Кстати, они очень наблюдательные, знали цену каждому человеку. И на разгрузке барж всё делили по-братски. Когда работа кончалась, то выносили чемодан денег на 40 человек — каждый приходил и сам брал свои деньги. Не дай бог рубль лишний взять. У зэков железный был закон: десять раз пересчитай, но лишнего не возьми…

Я даже дневник вел, куда записывал, как зовут зэков, какая у кого судьба, какие порядки. Да жаль, что затерялся тот дневник…

Raul-v-molodosti.
Рауль Тухватуллин в молодости.

А в газеты я начал писать на Украине, в Запорожье, куда попал по распределению после физкультурного вуза. Журналистика меня уже тогда привлекала. Я чувствовал, мне мало спорта и того, что дал мне вуз, хотелось рассказать о многом. В 1962-м году я стал писать первые заметки в украинскую печать. Одну заметку написал, другую.

Это был такой восторг, что они появились — размером со спичечную коробку. И пошло-поехало… Мне тогда говорили: «Слушай, тебе надо работать в газете!»

Но по-настоящему мой роман с журналистикой начался, лишь когда вернулся в Уфу, женился, сын родился. У меня самое тяжелое время тогда было — ни денег, ничего. Жили в хибаре, где бегали крысы, — без воды и газа, весной подпол заливало, а иной зимой в комнате бывало всего плюс четыре градуса…

В Уфе меня сразу взяли старшим тренером в «Трудовые резервы», я потихоньку вставал на ноги, тренируя боксеров-мальчишек. Попутно с 1966 года я внештатно писал в газету «Ленинец» на спортивные темы, много печатался. А в 1970 году редактор этой газеты Марсель Гафуров предложил мне: «А не хочешь ли, Рауль, к нам в редакцию перейти?»

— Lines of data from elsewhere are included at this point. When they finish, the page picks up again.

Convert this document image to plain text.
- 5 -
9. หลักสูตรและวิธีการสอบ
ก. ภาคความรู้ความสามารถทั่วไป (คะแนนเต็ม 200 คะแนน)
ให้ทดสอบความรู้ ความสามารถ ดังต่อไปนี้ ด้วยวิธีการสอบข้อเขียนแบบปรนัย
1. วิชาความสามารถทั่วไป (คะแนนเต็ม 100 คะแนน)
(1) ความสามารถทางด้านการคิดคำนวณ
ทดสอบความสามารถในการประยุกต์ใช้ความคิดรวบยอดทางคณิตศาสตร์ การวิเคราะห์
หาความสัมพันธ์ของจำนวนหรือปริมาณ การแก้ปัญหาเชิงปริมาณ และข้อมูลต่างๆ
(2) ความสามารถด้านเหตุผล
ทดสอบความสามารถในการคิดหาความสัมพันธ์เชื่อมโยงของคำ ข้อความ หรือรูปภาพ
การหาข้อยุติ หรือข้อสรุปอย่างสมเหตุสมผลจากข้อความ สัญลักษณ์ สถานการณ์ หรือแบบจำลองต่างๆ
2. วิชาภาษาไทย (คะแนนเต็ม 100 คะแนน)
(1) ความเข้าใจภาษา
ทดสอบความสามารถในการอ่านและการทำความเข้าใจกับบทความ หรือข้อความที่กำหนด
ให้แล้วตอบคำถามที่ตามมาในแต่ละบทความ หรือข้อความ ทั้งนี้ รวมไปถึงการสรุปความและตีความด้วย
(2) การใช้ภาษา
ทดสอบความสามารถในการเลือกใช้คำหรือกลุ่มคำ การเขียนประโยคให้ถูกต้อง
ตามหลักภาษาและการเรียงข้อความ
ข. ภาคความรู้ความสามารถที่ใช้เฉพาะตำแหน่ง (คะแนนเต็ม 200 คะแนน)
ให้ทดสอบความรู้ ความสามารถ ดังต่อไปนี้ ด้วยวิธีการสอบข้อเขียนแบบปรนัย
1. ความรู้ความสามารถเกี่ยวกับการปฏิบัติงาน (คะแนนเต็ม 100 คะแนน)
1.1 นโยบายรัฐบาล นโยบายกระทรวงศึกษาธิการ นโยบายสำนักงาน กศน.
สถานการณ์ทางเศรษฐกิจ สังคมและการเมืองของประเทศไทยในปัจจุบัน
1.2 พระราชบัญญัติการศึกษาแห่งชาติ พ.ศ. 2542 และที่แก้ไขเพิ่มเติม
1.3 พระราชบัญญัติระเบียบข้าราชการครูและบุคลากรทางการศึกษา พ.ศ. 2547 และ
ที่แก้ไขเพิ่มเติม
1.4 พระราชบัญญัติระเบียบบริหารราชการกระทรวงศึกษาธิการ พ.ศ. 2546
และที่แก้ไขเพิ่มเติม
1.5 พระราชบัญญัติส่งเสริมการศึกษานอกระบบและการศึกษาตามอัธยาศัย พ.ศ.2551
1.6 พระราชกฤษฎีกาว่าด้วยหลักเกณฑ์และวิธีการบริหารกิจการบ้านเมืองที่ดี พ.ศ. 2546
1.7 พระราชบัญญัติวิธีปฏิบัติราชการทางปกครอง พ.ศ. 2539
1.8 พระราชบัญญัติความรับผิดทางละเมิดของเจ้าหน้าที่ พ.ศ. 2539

Я задумался. Тренерская работа не только кормила, но и давала возможность выехать на сборы на Черное или Азовское море, куда разрешали взять с собой жену, ребенка. В детстве я наголодался, а тут всегда в кармане были талоны на питание. После скитаний жизнь только налаживалась. Я сказал:

— На что я к вам пойду, Марсель Абдрахманович? Как тренер я сейчас дорос до персональной зарплаты 180 рублей. Я воспитал чемпиона СССР: у меня мальчик-боксер на соревнованиях «выиграл Союз». У вас в газете оклад 108 рублей — как мы с женой на эти рубли жить-то будем!

— А у тебя квартира есть? Там ты никогда ее не получишь, — сказал Марсель Гафуров. — Решайся! Это твой шанс стать профессиональным журналистом…

Вот так по приглашению Марселя Гафурова я пришел работать в газету.

Литературная запись Виктора Савельева.

Цитируется по сборнику: Виктор Савельев. Я лейтенант газетного фронта. Судьбы людей в публикациях разных лет. Профессия — журналист. Издательские решения, 2020.